I guess the reason there is that the list which is given to the next stream element is recomputed at every step.

Fibonacci stream (defined in Scaladocs for Stream) went somewhat better, it "simply" runs out of memory:

scala> import scala.math.BigInt
import scala.math.BigInt

scala> val fibs:Stream[BigInt] = BigInt(0) #:: BigInt(1) #:: fibs.zip(
     | fibs.tail).map(n=> {
     | n._1 + n._2})
fibs: Stream[scala.math.BigInt] = Stream(0, ?)

scala> fibs.take(10000)
res0: scala.collection.immutable.Stream[scala.math.BigInt] = Stream(0, ?)

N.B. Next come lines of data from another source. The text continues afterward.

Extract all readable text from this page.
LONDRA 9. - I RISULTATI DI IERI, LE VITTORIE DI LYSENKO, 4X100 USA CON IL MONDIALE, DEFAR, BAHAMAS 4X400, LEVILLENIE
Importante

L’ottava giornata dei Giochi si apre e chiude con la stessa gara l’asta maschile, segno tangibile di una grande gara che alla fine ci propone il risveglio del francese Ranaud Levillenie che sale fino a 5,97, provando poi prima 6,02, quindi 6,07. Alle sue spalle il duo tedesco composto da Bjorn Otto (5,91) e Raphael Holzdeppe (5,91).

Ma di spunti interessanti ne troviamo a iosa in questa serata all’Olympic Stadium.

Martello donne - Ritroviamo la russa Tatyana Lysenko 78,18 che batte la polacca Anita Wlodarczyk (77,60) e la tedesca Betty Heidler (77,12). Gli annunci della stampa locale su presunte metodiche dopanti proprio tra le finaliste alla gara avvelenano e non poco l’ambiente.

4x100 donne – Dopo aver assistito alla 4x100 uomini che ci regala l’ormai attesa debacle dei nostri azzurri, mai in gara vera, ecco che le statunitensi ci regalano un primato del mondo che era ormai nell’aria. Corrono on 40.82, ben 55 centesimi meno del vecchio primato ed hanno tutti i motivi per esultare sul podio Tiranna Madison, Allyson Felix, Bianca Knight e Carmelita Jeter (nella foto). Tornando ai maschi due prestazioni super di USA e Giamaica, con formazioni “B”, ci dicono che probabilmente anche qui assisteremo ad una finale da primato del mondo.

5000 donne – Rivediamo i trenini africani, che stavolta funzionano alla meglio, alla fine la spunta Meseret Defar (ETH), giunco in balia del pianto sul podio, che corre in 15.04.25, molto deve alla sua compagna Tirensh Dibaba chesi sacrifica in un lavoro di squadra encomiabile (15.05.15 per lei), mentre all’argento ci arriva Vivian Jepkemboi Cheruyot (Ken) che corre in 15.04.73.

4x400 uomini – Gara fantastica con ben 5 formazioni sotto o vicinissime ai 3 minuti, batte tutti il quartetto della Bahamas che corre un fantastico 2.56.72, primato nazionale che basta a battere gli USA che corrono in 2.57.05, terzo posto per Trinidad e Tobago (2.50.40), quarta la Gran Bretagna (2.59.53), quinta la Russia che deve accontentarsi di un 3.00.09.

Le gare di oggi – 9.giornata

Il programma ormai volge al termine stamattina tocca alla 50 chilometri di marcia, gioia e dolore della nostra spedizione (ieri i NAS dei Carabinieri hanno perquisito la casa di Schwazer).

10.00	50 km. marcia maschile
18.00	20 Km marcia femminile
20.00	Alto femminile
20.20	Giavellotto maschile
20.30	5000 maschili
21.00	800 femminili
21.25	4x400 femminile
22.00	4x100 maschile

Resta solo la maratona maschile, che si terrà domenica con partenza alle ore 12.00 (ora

scala> fibs.take(10000).toList
res1: List[scala.math.BigInt] = List(0, 1, 1, 2, 3, 5, 8, 13, 21, 34, 55, 89, 144, 233, 377, 610, 987, 1597, 2584, 4181, 6765, 10946, 17711, 28657, 46368, 75025, 121393, 196418, 317811, 514229, 832040, 1346269, 2178309, 3524578, 5702887, 9227465, 14930352, 24157817, 39088169, 63245986, 102334155, 165580141, 267914296, 433494437, 701408733, 1134903170, 1836311903, 2971215073, 4807526976, 7778742049, 12586269025, 20365011074, 32951280099, 53316291173, 86267571272, 139583862445, 225851433717, 365435296162, 591286729879, 956722026041, 1548008755920, 2504730781961, 4052739537881, 6557470319842, 10610209857723, 17167680177565, 27777890035288, 44945570212853, 72723460248141, 117669030460994, 190392490709135, 308061521170129, 498454011879264, 806515533049393, 1304969544928657, 2111485077978050,...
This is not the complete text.